After much interaction -- both handholding and headbanging -- with the civil engineers responsible for the the Fremont Bridge, Seattle bicycle advocates have scored a victory, achieving significantly better bicycle accommodation on the bridge approaches than was planned a year ago. I've been personally doggedly determined on this one, and have closely observed, photographed, and thought through the bicycle, pedestrian, and car interactions on and around the bridge. I even took a day trip to Portland to photograph good bikeable bridges, and many good ideas from there have made it into the Fremont bridge. All of which homework was very helpful in making all the little cases and points that come up in a discussion of a complex multimodal environment.

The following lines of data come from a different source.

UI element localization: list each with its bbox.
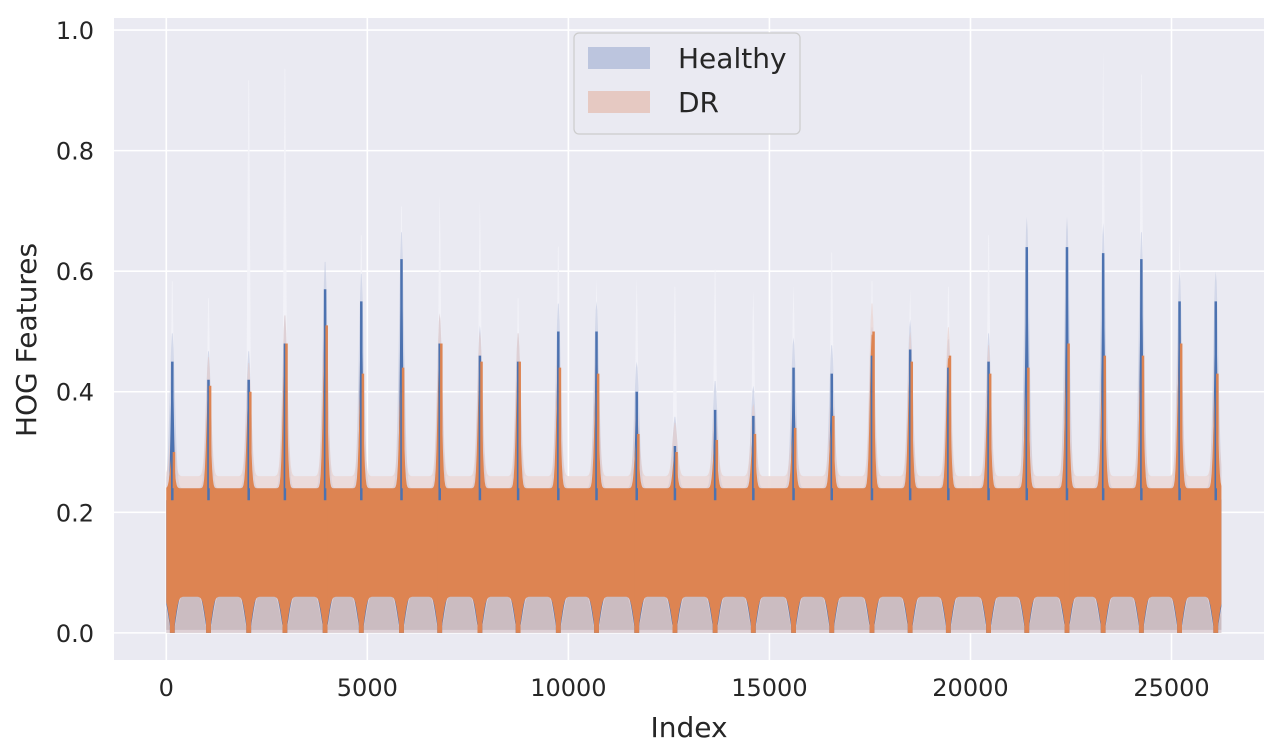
y-tick-label: 0.6 xyxy=(56,258,94,286)
series-dip-dr xyxy=(399,502,404,633)
series-dip-dr xyxy=(945,502,951,633)
series-dip-dr xyxy=(477,502,483,633)
series-dip-dr xyxy=(246,502,252,633)
x-tick-label: 15000 xyxy=(731,674,807,702)
x-tick-label: 0 xyxy=(159,674,174,702)
series-dip-dr xyxy=(1064,502,1070,633)
series-dip-dr xyxy=(791,502,796,633)
y-tick-label: 0.8 xyxy=(56,138,94,166)
legend-swatch-healthy xyxy=(588,47,650,69)
series-dip-dr xyxy=(515,502,521,633)
series-dip-dr xyxy=(358,502,364,633)
series-dip-dr xyxy=(869,502,875,633)
x-tick-label: 20000 xyxy=(932,674,1008,702)
y-tick-label: 0.2 xyxy=(56,499,94,527)
x-tick-label: 10000 xyxy=(530,674,606,702)
x-axis-ticks: 0 5000 10000 15000 20000 25000 xyxy=(159,674,1210,702)
series-dip-dr xyxy=(750,502,756,633)
x-axis-label: Index xyxy=(650,711,727,744)
overlap-low-band xyxy=(166,590,1222,633)
series-dip-dr xyxy=(1177,502,1182,633)
series-dip-dr xyxy=(594,502,599,633)
series-dip-dr xyxy=(712,502,718,633)
series-dip-dr xyxy=(1138,502,1144,633)
y-axis-label: HOG Features xyxy=(10,243,43,437)
series-dip-dr xyxy=(282,502,288,633)
series-dip-dr xyxy=(986,502,991,633)
series-dip-dr xyxy=(672,502,678,633)
y-axis-ticks: 0.0 0.2 0.4 0.6 0.8 1.0 xyxy=(56,17,94,648)
series-dip-dr xyxy=(1024,502,1030,633)
legend: Healthy DR xyxy=(573,32,801,135)
y-tick-label: 1.0 xyxy=(56,17,94,45)
y-tick-label: 0.4 xyxy=(56,379,94,407)
series-dip-dr xyxy=(206,502,211,633)
x-tick-label: 25000 xyxy=(1133,674,1209,702)
series-dip-dr xyxy=(634,502,640,633)
x-tick-label: 5000 xyxy=(337,674,398,702)
legend-label-dr: DR xyxy=(678,86,719,119)
y-tick-label: 0.0 xyxy=(56,620,94,648)
series-dip-dr xyxy=(829,502,835,633)
series-dip-dr xyxy=(555,502,561,633)
series-dip-dr xyxy=(907,502,913,633)
legend-label-healthy: Healthy xyxy=(678,42,787,75)
series-dip-dr xyxy=(169,502,175,633)
series-dip-dr xyxy=(1213,502,1219,633)
series-area-dr xyxy=(166,328,1222,633)
series-dip-dr xyxy=(322,502,328,633)
series-dip-dr xyxy=(1100,502,1106,633)
legend-swatch-dr xyxy=(588,91,650,113)
series-dip-dr xyxy=(437,502,443,633)
series-layer xyxy=(166,48,1222,633)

At the outset, the engineers were bike-naive and even bike-hostile. (As a rule, traffic engineers don't speak bike; car is their native and only tongue.) But as a result of advocates' emails to the director and mayor, organized by multiple bike groups and sent by scores of dedicated bike advocates, we were able to pry open a dialogue. Then, by engaging in hours of discussion, comment, criticism (objective, constructive criticism, of the product, not of people), over the months, we were able to gain, bit by bit, a better bridge. By no means what bicyclists would have designed, but within the context of the flatly stated limitations of the project, way better than the less-than-mediocre status quo.

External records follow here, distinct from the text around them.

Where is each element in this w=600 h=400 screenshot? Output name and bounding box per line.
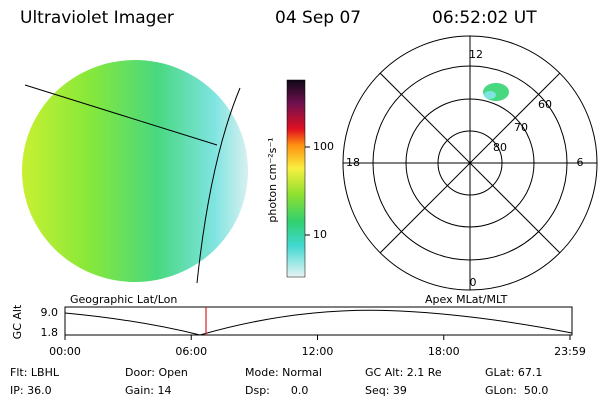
y-tick-label: 9.0 — [41, 306, 59, 319]
status-field: IP: 36.0 — [10, 384, 52, 397]
status-field: GC Alt: 2.1 Re — [365, 366, 442, 379]
status-field: Seq: 39 — [365, 384, 407, 397]
x-tick-label: 00:00 — [49, 345, 81, 358]
altitude-axis-label: GC Alt — [11, 304, 24, 339]
date: 04 Sep 07 — [275, 8, 361, 28]
colorbar-label: photon cm⁻²s⁻¹ — [266, 137, 279, 222]
time: 06:52:02 UT — [432, 8, 537, 28]
x-tick-label: 06:00 — [175, 345, 207, 358]
status-field: Mode: Normal — [245, 366, 322, 379]
aurora-spot — [484, 91, 496, 99]
status-field: Dsp: 0.0 — [245, 384, 308, 397]
status-field: Gain: 14 — [125, 384, 172, 397]
altitude-plot — [64, 306, 573, 336]
mlat-label: 70 — [514, 121, 528, 134]
mlt-label: 0 — [470, 276, 477, 289]
y-tick-label: 1.8 — [41, 326, 59, 339]
mlat-label: 80 — [493, 141, 507, 154]
mlat-label: 60 — [538, 98, 552, 111]
x-tick-label: 18:00 — [428, 345, 460, 358]
title: Ultraviolet Imager — [20, 8, 174, 28]
mlt-label: 18 — [346, 156, 360, 169]
mlt-label: 6 — [577, 156, 584, 169]
projection-label: Apex MLat/MLT — [425, 293, 508, 306]
projection-label: Geographic Lat/Lon — [70, 293, 177, 306]
mlt-label: 12 — [469, 48, 483, 61]
status-field: GLon: 50.0 — [485, 384, 548, 397]
colorbar-tick-label: 10 — [313, 228, 327, 241]
earth-image — [22, 60, 248, 284]
status-field: Flt: LBHL — [10, 366, 60, 379]
status-field: GLat: 67.1 — [485, 366, 542, 379]
x-tick-label: 12:00 — [302, 345, 334, 358]
colorbar — [286, 79, 306, 278]
status-field: Door: Open — [125, 366, 188, 379]
colorbar-tick-label: 100 — [313, 140, 334, 153]
x-tick-label: 23:59 — [554, 345, 586, 358]
polar-grid — [342, 35, 598, 291]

Several learning points: Traffic engineers can be stunningly uninformed, but after a number of months of close-in intervention, they and their product can improve. (They are, after all, civil servants, and they are rational, if a bit obdurate, human beings.) Traffic/street design is surprisingly unrigorous -- it's amazingly hunch-based and open to trial and error. Considering what's at stake -- safety, health, community, differential allocation of public space to different users -- decisions are made in a rather stultified way. But the good thing about such a non-process process is that it can be influenced, in spite of itself.